Unsere gefährdete Kandidatin 3: Joelina Drews muss ihren Platz erst noch finden
Joelina Drews bringt Sympathie und Offenheit mit. Eigenschaften, die im Alltag Pluspunkte bringen, können in einem Spiel voller Intrigen jedoch zum Problem werden. Wer ehrlich wirkt oder sich zurückhält, läuft Gefahr, von dominanteren Persönlichkeiten schlichtweg überrollt zu werden.
Zusätzlich fehlt Joelina im Vergleich zu vielen ihrer Mitstreiter die jahrelange Sozialisation in psychologisch-manipulativ geprägten Realityformaten. Sollte sie als Loyale antreten, muss sie schnellstmöglich demonstrieren, dass sie aktiv mitdenkt und nicht bloß das Spiel beobachtet.
Unsere gefährdete Kandidatin 2: Tine Wittler könnte durch ihre klare Art anecken
Tine Wittler gilt als direkt, authentisch und meinungsstark. Aufgrund dieser Eigenschaften wurde sie zu einer beliebten TV-Persönlichkeit. Im Schloss kann eine (zu) klare Haltung allerdings schnell Verdacht auslösen.
Wer Diskussionen offen führt oder eine feste Position bezieht, wird häufig intensiver beobachtet als zurückhaltendere Mitspieler. Tine Wittler läuft deshalb Gefahr, stärker unter Beobachtung zu geraten als Kandidaten, die bewusst im Hintergrund agieren.

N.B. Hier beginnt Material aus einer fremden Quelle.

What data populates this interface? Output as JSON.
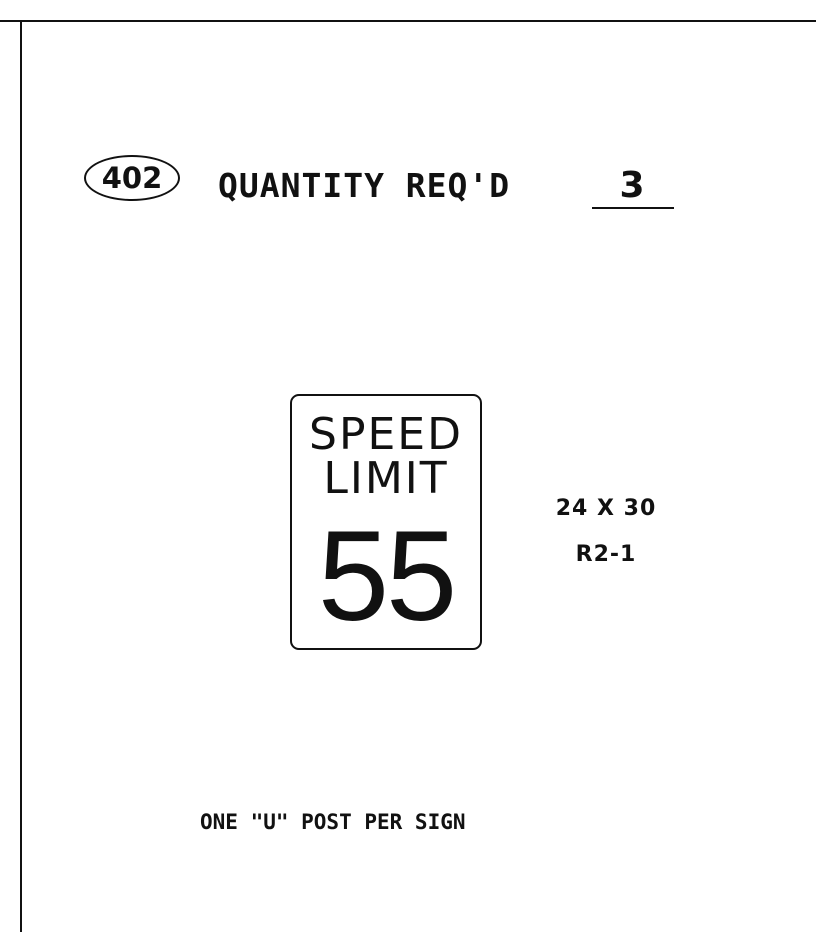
{
  "item": {
    "number": "402",
    "quantity_label": "QUANTITY REQ'D",
    "quantity_value": "3"
  },
  "sign": {
    "line1": "SPEED",
    "line2": "LIMIT",
    "number": "55",
    "size": "24 X 30",
    "code": "R2-1"
  },
  "note": "ONE \"U\" POST PER SIGN"
}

Ihre außerhalb größte Stärke könnte in diesem Format ihre größte Herausforderung verkörpern.
Unsere gefährdete Kandidatin 1: Marijke Amado steht als Verräterin von Anfang an unter enormem Druck
Aus heutiger Sicht trifft Marijke Amado auf die schwierigste Ausgangsbasis. Sie gehört zur Gruppe der bestätigten Verräter und muss deshalb von Beginn an Vertrauen gewinnen und zugleich ihre wahre Rolle verbergen.

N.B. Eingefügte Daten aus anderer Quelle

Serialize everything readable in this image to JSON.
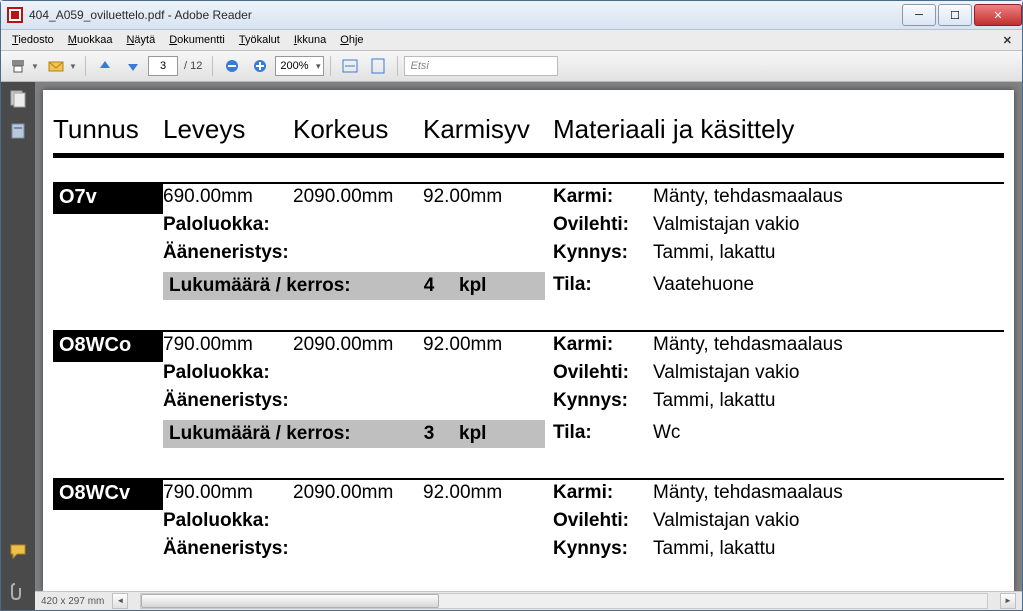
{
  "window": {
    "title": "404_A059_oviluettelo.pdf - Adobe Reader",
    "btn_min": "─",
    "btn_max": "☐",
    "btn_close": "✕"
  },
  "menu": {
    "items": [
      "Tiedosto",
      "Muokkaa",
      "Näytä",
      "Dokumentti",
      "Työkalut",
      "Ikkuna",
      "Ohje"
    ]
  },
  "toolbar": {
    "page_current": "3",
    "page_total": "/ 12",
    "zoom": "200%",
    "search_placeholder": "Etsi"
  },
  "doc": {
    "headers": [
      "Tunnus",
      "Leveys",
      "Korkeus",
      "Karmisyv",
      "Materiaali ja käsittely"
    ],
    "labels": {
      "paloluokka": "Paloluokka:",
      "aaneneristys": "Ääneneristys:",
      "lukumaara": "Lukumäärä / kerros:",
      "kpl": "kpl",
      "karmi": "Karmi:",
      "ovilehti": "Ovilehti:",
      "kynnys": "Kynnys:",
      "tila": "Tila:"
    },
    "entries": [
      {
        "id": "O7v",
        "leveys": "690.00mm",
        "korkeus": "2090.00mm",
        "karmisyv": "92.00mm",
        "count": "4",
        "karmi": "Mänty, tehdasmaalaus",
        "ovilehti": "Valmistajan vakio",
        "kynnys": "Tammi, lakattu",
        "tila": "Vaatehuone"
      },
      {
        "id": "O8WCo",
        "leveys": "790.00mm",
        "korkeus": "2090.00mm",
        "karmisyv": "92.00mm",
        "count": "3",
        "karmi": "Mänty, tehdasmaalaus",
        "ovilehti": "Valmistajan vakio",
        "kynnys": "Tammi, lakattu",
        "tila": "Wc"
      },
      {
        "id": "O8WCv",
        "leveys": "790.00mm",
        "korkeus": "2090.00mm",
        "karmisyv": "92.00mm",
        "count": "",
        "karmi": "Mänty, tehdasmaalaus",
        "ovilehti": "Valmistajan vakio",
        "kynnys": "Tammi, lakattu",
        "tila": ""
      }
    ]
  },
  "status": {
    "dims": "420 x 297 mm"
  }
}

Ihre jahrzehntelange Fernseherfahrung wird es ihr erleichtern, auch unter hohem Druck souverän aufzutreten und Gespräche geschickt zu führen. Die Verräter-Rolle steigert jedoch die Herausforderung, der sie sich stellen muss, erheblich. Jeder missverständliche Blick, jede zweifelhafte Entscheidung und jede mehrdeutige Aussage könnten dazu führen, dass das Misstrauen der Loyalen geweckt wird.
Weil Marijke Amado als erfahrene Moderatorin über große Bühnenroutine verfügt, dürften viele Mitspieler ihr Auftreten besonders aufmerksam beobachten. Das macht ihre Aufgabe anspruchsvoller als die vieler Loyaler.
Auch Cathy Hummels und das Meise-Duo müssen mit Misstrauen rechnen
Neben den drei vorgenannten Kandidatinnen könnten auch Cathy Hummels sowie Julia und Nina Meise einen schweren Start erwischen. Cathy Hummels ist eines der bekanntesten Gesichter der vierten Staffel. Prominente Teilnehmer stehen in derartigen Formaten erfahrungsgemäß schnell im Mittelpunkt von Diskussionen und geraten dadurch oft schon früh unter Verdacht.
Bei Julia und Nina Meise ist die Dynamik anders gelagert. Als Zwillingspaar verfügen sie unbestritten über einen natürlichen Vertrauensvorsprung untereinander - dieses enge Band beinhaltet das Potenzial, bei den übrigen Teilnehmern Misstrauen auszulösen. Zwei Menschen, die sich - noch bevor sie das Licht der Welt erblickten – blind verstehen, werden in einem Spiel voller Lügen als unerschütterliches Bollwerk wahrgenommen. Und zwar unabhängig davon, ob sie tatsächlich etwas verbergen oder eben nicht.
"Die Verräter" 2026: Der Spielverlauf kann jede Prognose Lügen strafen
So plausibel diese Einschätzungen vor Sendestart auch erscheinen mögen, sie sind letztlich nicht mehr als subjektive Interpretationen. Die Geschichte von "Die Verräter" hat bereits mehrfach gezeigt, dass vermeintliche Außenseiter plötzlich zu Schlüsselfiguren wurden, während klare Favoriten früh ausgeschieden sind.
Ob Joelina Drews, Tine Wittler oder Marijke Amado ihre persönlichen Herausforderungen meistern werden, entscheidet nicht ihr Prominentenstatus. Ausschlaggebend wird sein, wer vertrauenswürdig agieren, Verdachtsmomente geschickt von sich abwenden und in kritischen Momenten einen kühlen Kopf bewahren kann.